For they were listening.

They were packed into a small office several miles south called the “war room” in the basement of the International Amphitheater, where the detectives listened through static to Sebastian’s exhortations, the girls’ inane chatter. They wrote on legal pads and remarked on the stupidity of college kids, how they were so trusting. The office of the Chicago Free Voice had been bugged for how long now? How many months? The kids didn’t have a clue.

Outside the amphitheater were the slaughterhouses—the famous stockyards of Chicago, where the police heard the screams of animals, the last wails of cattle and hogs. Some of the cops, interested, peered over fences and saw carcasses torn off the ground by hooks and trolleys, pulled to death, dismembered, floors covered in entrails and shit, men hacking tirelessly at limbs and throats—it all seemed appropriate. The butchers’ curved knives offered the police a kind of clarity, a kind of purity of intent that gave their jobs a helpful, if unspoken, guiding metaphor.

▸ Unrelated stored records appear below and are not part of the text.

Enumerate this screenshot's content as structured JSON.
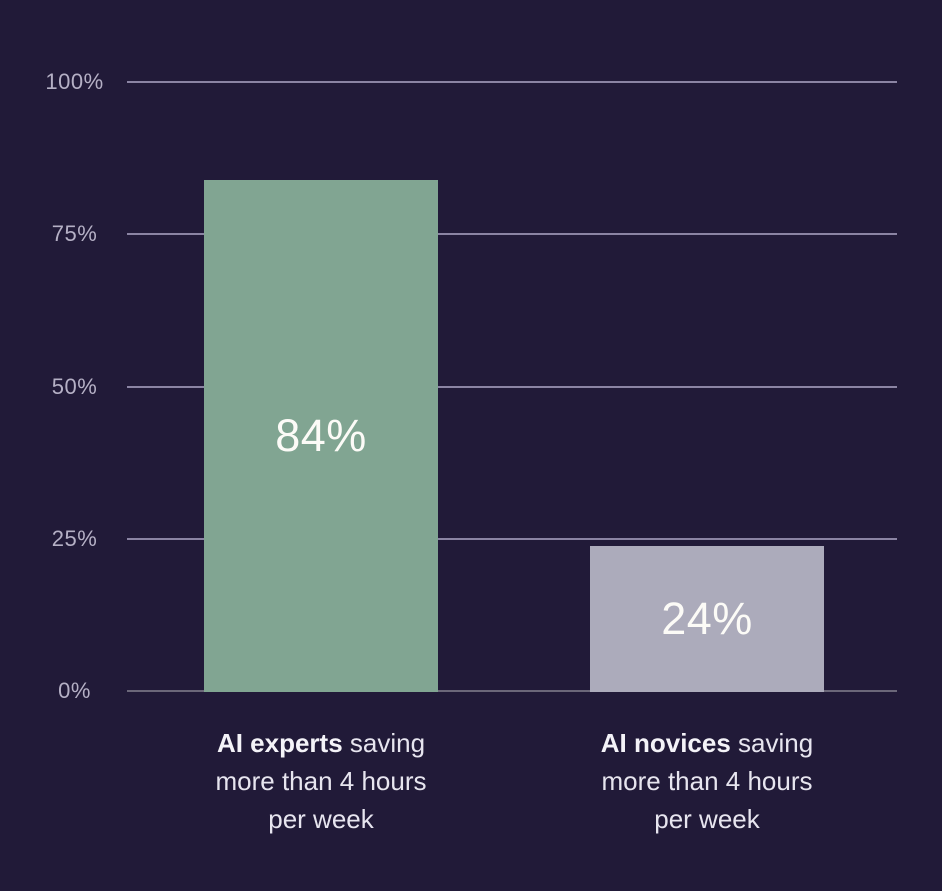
{
  "chart_data": {
    "type": "bar",
    "title": "",
    "xlabel": "",
    "ylabel": "",
    "ylim": [
      0,
      100
    ],
    "grid": true,
    "legend": "none",
    "categories": [
      "AI experts saving more than 4 hours per week",
      "AI novices saving more than 4 hours per week"
    ],
    "values": [
      84,
      24
    ],
    "y_axis": {
      "ticks": [
        {
          "label": "100%",
          "value": 100
        },
        {
          "label": "75%",
          "value": 75
        },
        {
          "label": "50%",
          "value": 50
        },
        {
          "label": "25%",
          "value": 25
        },
        {
          "label": "0%",
          "value": 0
        }
      ]
    },
    "bars": [
      {
        "value": 84,
        "value_label": "84%",
        "color": "#81a592",
        "category": {
          "bold": "AI experts",
          "line1_rest": " saving",
          "line2": "more than 4 hours",
          "line3": "per week"
        }
      },
      {
        "value": 24,
        "value_label": "24%",
        "color": "#acabbb",
        "category": {
          "bold": "AI novices",
          "line1_rest": " saving",
          "line2": "more than 4 hours",
          "line3": "per week"
        }
      }
    ],
    "colors": {
      "background": "#211a38",
      "gridline": "#9e98b6",
      "baseline": "#6b6779",
      "tick_text": "#b5b0c5",
      "category_text": "#e7e5ef",
      "value_text": "#fcfbf7"
    }
  }
}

They listened and wrote down anything, any indictable threat, calls to violence, outside agitating, communist propaganda, and tonight they were given something special—a name, one never mentioned before, someone new: Faye.

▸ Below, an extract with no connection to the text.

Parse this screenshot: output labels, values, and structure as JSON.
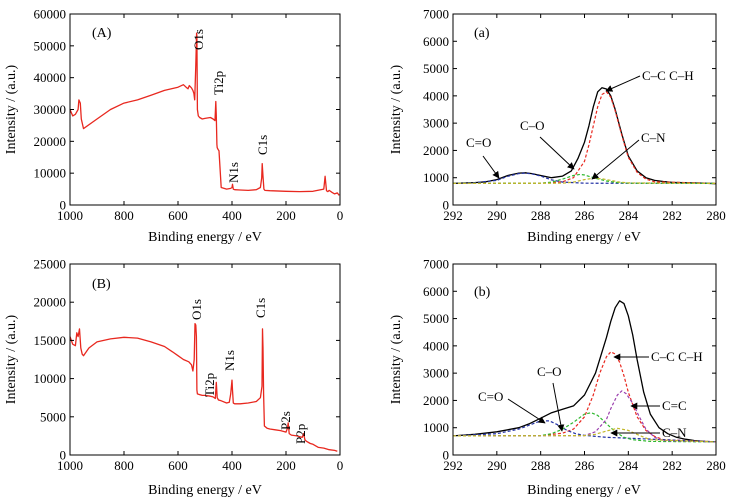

They glanced over at the new guy, standing in the corner, legal pad in hand, recently promoted from beat cop to the Red Squad: Officer Charlie Brown. He nodded. He wrote it down.

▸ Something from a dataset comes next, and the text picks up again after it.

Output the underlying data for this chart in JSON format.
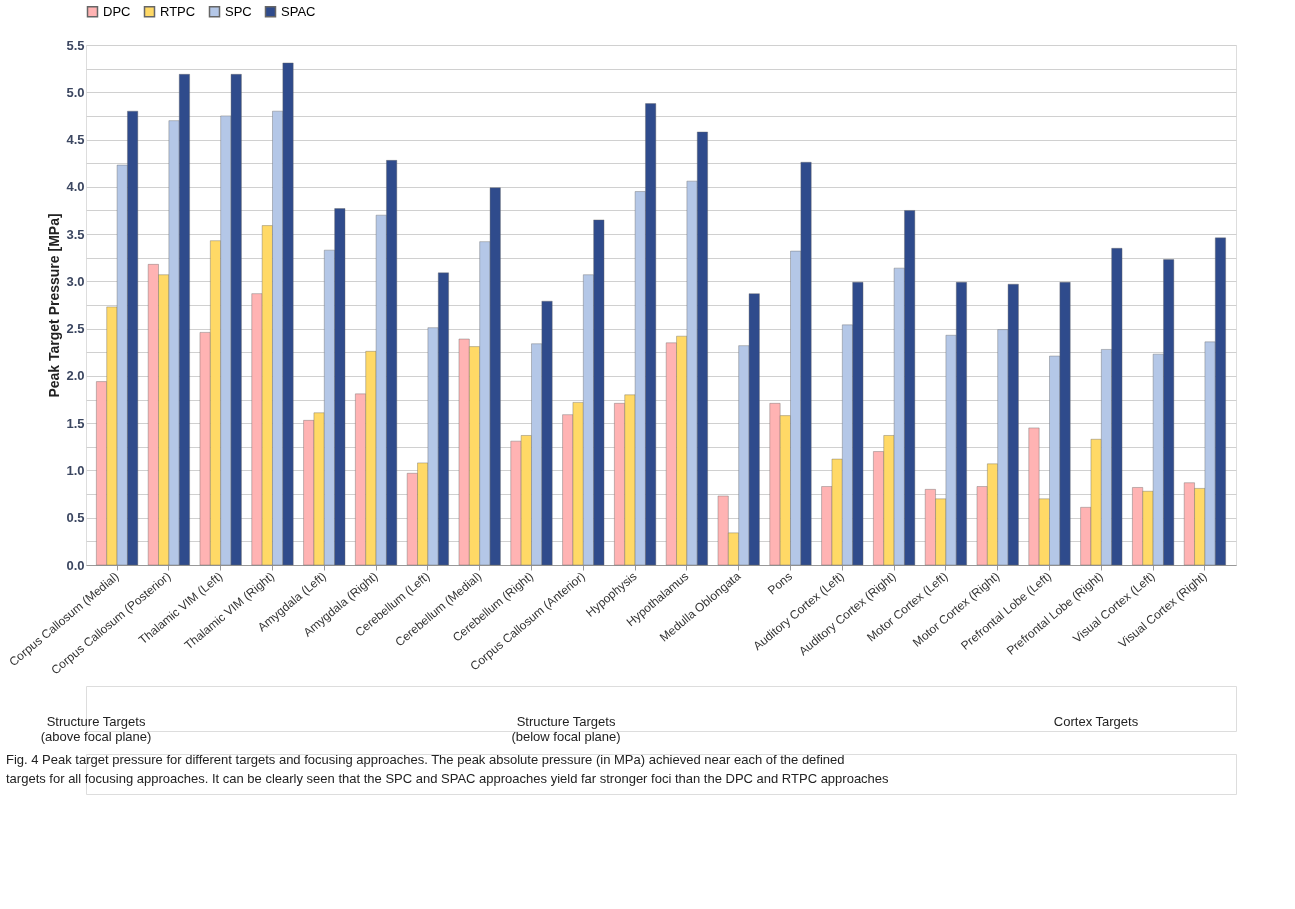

The Red Squad was the Chicago PD’s covert antiterrorist intelligence unit that was created in the 1920s to spy on union organizers, expanded in the 1940s to spy on communists, and concentrated now on threats to the domestic peace posed by radical leftists, mostly the students and the blacks. It was a glamorous job, and Brown was aware that some of the other officers, the older officers, were skeptical of him and his promotion: He was young, nervous as all hell, had a brief career that as yet lacked distinction—he had, so far, mostly busted screwed-up hippie kids for minor infractions. Loitering. Jaywalking. Curfew. The vague statute against public lewdness. His goal as a beat cop was to become such an annoyance they simply gave up, the hippies, gave up and moved along to some other precinct or, better, some other city. Then Chicago wouldn’t have to deal with what was roundly agreed to be the worst generation ever. Easily the worst, even though it was his generation too. He wasn’t much older than the kids he busted. But the uniform made him feel older, the uniform and crew cut and wife and child and preference for quiet things like bars without too much music where the only thing you heard was the murmur of conversation and the occasional sharp thwack of billiard balls. And church. Going to church and seeing the other beat cops there: It was a brotherhood. They were Catholic guys, neighborhood guys. You slapped them on the back when you saw them. They were good guys, they drank but not too much, they were kind to their wives, fixed up their houses, built things, played poker, paid their mortgages. Their wives knew each other, their kids played together. They’d been living on the block since forever. Their fathers had lived here, grandfathers too. They were Irish, Poles, Germans, Czechs, Swedes, but now thoroughly Chicagoans. They had city pensions that made them a good catch for the neighborhood ladies looking to settle down. They loved each other, loved the city, loved America, and not in an abstract way like kids asked to pledge allegiance but way down to their core—because they were happy, they were doing it, living, being successful, working hard, raising kids, sending kids to goddamn school. They had watched their own fathers raise them and, like most boys, they worried about measuring up. But here they were, doing it, and they thanked God and America and the city of Chicago for it. They hadn’t asked for much, but what they’d asked for, they’d gotten.